Rawaaopakonsel.ac.id, Makassar – Sebanyak tujuh perguruan tinggi lintas provinsi dan lintas pulau menyatukan sinergi dalam Seminar dan Lokakarya (Semiloka) Nasional Kemitraan Perguruan Tinggi yang digelar di Makassar pada 16–17 Juni 2026.
Forum strategis ini berhasil diselenggarakan sebagai langkah konkret dalam memetakan potensi kegiatan kolaboratif untuk satu semester ke depan.
Kegiatan akbar ini diinisiasi dalam rangka penguatan kapasitas kelembagaan, di mana setiap institusi berkomitmen untuk saling memperkuat satu sama lain demi mencapai predikat perguruan tinggi unggul. Wakil Rektor Bidang Perencanaan, Keuangan, dan Kepegawaian Institut Agama Islam (IAI) Rawa Aopa Konawe Selatan, Ismail Suardi Wekke, menyatakan bahwa kolaborasi ini merupakan momentum krusial bagi perguruan tinggi daerah untuk melompat lebih tinggi.
Menurutnya, era kompetisi yang kaku sudah harus digantikan dengan era kerja sama yang inklusif demi kemajuan bersama.
“Kita tidak bisa lagi berjalan sendiri-sendiri di tengah tuntutan global yang semakin kompleks. Kolaborasi lintas pulau ini adalah kunci untuk saling melengkapi kekurangan dan melejitkan potensi yang kita miliki,” ujar Ismail di sela-sela kegiatan.
Selama dua hari pelaksanaan, delegasi dari tujuh kampus secara intensif menyusun cetak biru (blueprint) program kerja bersama. Ismail menjelaskan bahwa pertemuan di Makassar ini tidak hanya menghasilkan kesepakatan di atas kertas, melainkan langsung menghasilkan rencana aksi nyata yang akan dieksekusi sepanjang enam bulan ke depan.
Ia menambahkan bahwa fokus utama dalam satu semester mendatang adalah pertukaran dosen, kolaborasi riset nasional, hingga pengabdian masyarakat berbasis lintas budaya. Sinergi ini diharapkan mampu memberikan dampak langsung baik bagi mahasiswa maupun masyarakat luas.

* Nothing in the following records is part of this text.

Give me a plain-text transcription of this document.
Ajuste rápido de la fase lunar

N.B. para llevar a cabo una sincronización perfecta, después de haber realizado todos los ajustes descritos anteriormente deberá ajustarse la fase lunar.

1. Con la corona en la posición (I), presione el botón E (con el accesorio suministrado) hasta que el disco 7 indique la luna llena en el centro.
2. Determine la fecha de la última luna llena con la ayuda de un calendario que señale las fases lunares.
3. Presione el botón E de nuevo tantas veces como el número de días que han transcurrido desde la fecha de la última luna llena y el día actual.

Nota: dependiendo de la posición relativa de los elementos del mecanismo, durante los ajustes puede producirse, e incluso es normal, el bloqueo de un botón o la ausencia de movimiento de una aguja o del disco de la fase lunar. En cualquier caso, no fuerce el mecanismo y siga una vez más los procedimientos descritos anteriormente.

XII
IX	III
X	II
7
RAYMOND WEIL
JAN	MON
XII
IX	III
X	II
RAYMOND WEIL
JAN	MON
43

“Kami berkumpul di sini dengan target yang jelas. Pertemuan ini berhasil memetakan agenda kerja konkret untuk satu semester ke depan, sehingga setelah dari Makassar, kita langsung tancap gas beraksi,” tegas Ismail.
Semiloka ini menjadi bukti nyata bahwa sekat geografis bukan lagi penghalang untuk maju bersama. Melalui pembagian sumber daya dan keahlian antar-perguruan tinggi, akselerasi mutu pendidikan tinggi di Indonesia diharapkan dapat berjalan lebih merata.
Ismail menegaskan bahwa muara dari seluruh rangkaian kerja sama lintas provinsi ini adalah peningkatan akreditasi dan kapasitas institusi menuju kampus yang unggul. Ia meyakini, dengan saling menopang, perguruan tinggi yang berada di daerah pun mampu bersaing di level nasional maupun internasional.
“Tujuan akhir kita sangat jelas, yaitu penguatan kapasitas bersama guna melahirkan perguruan tinggi yang unggul dan berdaya saing tinggi,” pungkasnya optimis.